Grill up Pati’s take on the classic bacon-wrapped hot dog!
MEXICAN DREAMBOAT HOG DOGS
6 to 8 slices bacon
6 to 8 turkey hot dogs
2 tablespoons canola or safflower oil
1 white onion (chopped)
1 tomato (seeded and chopped)
1/4 cup store-bought pickled jalapenos (chopped, or to taste)
1 cup ketchup
1/4 cup yellow mustard
6 to 8 hot dog buns
6 to 8 thick slices cheddar cheese
On a cutting board, roll one slice of bacon around each hot dog. Place the tip of the hot dog over one end of the bacon slice, then roll the sausage around and around on the diagonal so that the bacon wraps around it and covers it entirely. If you get to the end of the hot dog and there is some bacon left, roll back in the other direction until the whole strip of bacon is rolled around the hot dog.
Heat a large griddle over medium heat. Add the bacon-wrapped hot dogs and cook, turning every 2 to 3 minutes, until crisped and browned on all sides. Remove from the heat.
To make the salsa special, heat the oil in a medium skillet over medium heat.

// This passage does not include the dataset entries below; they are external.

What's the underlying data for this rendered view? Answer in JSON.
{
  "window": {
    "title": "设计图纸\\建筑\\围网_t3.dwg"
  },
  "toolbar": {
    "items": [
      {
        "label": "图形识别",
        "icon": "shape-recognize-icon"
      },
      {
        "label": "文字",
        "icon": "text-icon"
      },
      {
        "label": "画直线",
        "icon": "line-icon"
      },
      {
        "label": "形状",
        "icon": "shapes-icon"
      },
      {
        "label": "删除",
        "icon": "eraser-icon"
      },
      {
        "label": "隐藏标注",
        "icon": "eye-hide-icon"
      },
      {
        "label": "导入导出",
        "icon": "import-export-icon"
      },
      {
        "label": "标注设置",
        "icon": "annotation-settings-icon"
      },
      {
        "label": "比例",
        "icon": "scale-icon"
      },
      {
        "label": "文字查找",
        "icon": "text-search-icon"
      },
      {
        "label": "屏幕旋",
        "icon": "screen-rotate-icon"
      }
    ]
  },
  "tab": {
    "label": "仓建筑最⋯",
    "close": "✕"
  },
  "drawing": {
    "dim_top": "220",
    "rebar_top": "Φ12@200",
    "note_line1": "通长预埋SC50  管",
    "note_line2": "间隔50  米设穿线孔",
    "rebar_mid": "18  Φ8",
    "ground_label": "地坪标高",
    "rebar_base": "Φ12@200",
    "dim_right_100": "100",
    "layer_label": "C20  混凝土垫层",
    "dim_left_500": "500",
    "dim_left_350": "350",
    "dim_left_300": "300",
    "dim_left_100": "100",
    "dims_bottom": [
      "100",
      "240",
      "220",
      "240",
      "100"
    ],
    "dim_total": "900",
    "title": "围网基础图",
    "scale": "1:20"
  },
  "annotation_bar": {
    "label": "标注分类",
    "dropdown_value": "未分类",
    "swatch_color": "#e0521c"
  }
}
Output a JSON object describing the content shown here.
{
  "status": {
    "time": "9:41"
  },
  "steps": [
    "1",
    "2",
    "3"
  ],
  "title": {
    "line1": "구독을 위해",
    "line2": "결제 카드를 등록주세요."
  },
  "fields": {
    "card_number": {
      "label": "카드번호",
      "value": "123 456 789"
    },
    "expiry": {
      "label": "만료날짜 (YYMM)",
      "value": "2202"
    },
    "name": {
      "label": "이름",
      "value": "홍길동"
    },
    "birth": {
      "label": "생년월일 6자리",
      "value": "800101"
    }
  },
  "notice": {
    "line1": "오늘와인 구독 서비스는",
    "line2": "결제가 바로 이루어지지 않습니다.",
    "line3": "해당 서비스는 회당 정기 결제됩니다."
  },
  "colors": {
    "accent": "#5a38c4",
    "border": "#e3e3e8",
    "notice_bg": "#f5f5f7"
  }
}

Add the onion and cook, stirring occasionally, until it is tender and the edges are beginning to brown, 5 to 6 minutes. Stir in the tomato and cook for another minute or so, until the tomato has softened a bit. Stir in the jalapenos, ketchup, and mustard and cook just until heated through, about 1 minute. Remove from the heat.
Open the buns but try not to separate the tops from the bottoms. Place buns cut side down on the griddle to toast for 2-3 minutes. Flip over, top with cheese and allow the cheese to melt, about 2 minutes, cover with metal bowl if necessary.
Place a bacon-wrapped hot dog on the bottom half of each bun and top with a generous amount of salsa especial. Cover the top halves and serve right away.